Several key messages were uncovered this year:
- Conventional exploration and increased recovery from existing assets are the top resource capture options;
- Value creation remains the most important metric to demonstrate performance, followed by capital efficiency and return on investment;
- Most companies have increased their focus on lowcost opportunities so far this year, but national oil companies (NOCs) put more emphasis on growth and higher exploration impact;
- The short-term focus remains in mature basins for high-margin, low-cost and near-field prospects away from deepwater and frontier basins;
- Budget constraint is still the top issue, with opportunity availability and portfolio strength beginning to increase in importance; and
- Most think unconventional exploration needs further price support.

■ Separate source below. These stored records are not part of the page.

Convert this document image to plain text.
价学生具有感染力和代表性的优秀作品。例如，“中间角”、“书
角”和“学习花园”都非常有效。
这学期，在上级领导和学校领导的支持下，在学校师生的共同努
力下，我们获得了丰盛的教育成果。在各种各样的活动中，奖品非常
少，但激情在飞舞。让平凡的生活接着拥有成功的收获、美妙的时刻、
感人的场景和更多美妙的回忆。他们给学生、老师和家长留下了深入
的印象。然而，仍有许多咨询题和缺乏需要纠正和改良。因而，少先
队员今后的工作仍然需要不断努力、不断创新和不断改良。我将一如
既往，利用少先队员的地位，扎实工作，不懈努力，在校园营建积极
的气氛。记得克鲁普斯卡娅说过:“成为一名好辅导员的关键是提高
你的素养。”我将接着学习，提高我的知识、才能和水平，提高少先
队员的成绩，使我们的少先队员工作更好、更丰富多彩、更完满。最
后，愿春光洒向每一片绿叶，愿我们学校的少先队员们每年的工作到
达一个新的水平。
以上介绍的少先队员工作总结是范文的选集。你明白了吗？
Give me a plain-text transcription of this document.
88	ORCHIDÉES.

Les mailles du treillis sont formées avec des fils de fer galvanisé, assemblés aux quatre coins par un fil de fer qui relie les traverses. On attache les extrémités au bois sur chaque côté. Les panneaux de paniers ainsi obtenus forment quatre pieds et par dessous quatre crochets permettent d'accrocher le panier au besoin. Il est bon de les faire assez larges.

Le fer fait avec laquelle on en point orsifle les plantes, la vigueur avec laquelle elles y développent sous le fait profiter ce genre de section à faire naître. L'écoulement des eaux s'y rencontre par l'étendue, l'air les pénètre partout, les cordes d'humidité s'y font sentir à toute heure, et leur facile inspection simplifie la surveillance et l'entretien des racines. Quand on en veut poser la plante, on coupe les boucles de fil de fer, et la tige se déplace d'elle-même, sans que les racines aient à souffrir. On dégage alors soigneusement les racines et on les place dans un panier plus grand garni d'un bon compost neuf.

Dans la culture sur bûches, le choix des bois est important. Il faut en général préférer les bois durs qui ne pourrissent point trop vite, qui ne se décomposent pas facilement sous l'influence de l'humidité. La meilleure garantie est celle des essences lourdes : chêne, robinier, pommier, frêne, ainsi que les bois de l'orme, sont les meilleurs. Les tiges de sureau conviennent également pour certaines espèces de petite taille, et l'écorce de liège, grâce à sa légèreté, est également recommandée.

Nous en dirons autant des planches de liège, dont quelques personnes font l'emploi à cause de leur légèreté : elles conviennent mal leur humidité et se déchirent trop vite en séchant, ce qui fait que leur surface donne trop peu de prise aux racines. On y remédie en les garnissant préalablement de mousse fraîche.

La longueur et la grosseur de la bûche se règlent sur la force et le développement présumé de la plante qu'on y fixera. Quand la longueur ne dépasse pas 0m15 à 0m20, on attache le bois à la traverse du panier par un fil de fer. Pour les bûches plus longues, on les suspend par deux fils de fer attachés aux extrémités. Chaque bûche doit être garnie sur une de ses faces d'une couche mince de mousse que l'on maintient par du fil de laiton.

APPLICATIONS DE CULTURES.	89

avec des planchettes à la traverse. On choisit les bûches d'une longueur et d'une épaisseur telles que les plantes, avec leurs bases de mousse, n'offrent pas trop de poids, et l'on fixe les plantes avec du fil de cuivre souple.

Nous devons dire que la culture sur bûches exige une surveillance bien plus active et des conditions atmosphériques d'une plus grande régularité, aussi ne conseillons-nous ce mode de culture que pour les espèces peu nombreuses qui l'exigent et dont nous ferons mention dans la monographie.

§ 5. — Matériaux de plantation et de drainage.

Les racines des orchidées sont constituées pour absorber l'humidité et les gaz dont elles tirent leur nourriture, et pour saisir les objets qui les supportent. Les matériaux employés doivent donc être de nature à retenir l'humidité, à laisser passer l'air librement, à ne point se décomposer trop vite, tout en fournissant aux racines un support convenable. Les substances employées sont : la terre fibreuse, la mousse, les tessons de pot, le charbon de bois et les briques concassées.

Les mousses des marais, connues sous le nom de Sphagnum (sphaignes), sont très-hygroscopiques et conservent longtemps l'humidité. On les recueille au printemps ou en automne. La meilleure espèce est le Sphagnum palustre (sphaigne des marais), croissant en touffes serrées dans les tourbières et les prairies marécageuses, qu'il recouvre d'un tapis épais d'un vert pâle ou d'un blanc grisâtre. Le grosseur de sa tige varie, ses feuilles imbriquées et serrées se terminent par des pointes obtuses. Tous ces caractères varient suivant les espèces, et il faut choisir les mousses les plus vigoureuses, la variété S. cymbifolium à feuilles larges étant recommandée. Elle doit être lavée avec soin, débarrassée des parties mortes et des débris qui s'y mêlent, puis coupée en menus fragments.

Respondents were asked to rate conventional exploration as a resource capture option compared to increased recovery, mergers and acquisitions (M&A), discovered resource access and unconventional exploration. While conventional exploration was by far the first choice for primary resource capture, increased recovery, M&A and discovered resource access rated highly as secondary and tertiary methods.
Tactics differ based on the size of the company. When asked how their exploration tactics have changed from 2016 to 2017, the majors, large-capital and mid-capital companies all noted a shift to low upfront cost opportunities, while NOCs shifted to high-impact opportunities, a focus on license extensions and renegotiation, and the opportunity to increase their exploration portfolio. Small-capital companies have mostly shifted their strategy to focus on their existing licenses.
Companies were ranked on several criteria, including a consistent track record and success rate; their appetite for risk and the ability to open new plays; their technical knowledge and ability; their portfolio strategy; their commitment to exploration; their focus on capabilities and key strengths; and their large-volume discoveries. Leading the pack was Eni, followed by Anadarko, Kosmos, ExxonMobil, Lundin, Tullow Oil, Shell, Statoil, Cairn and BP.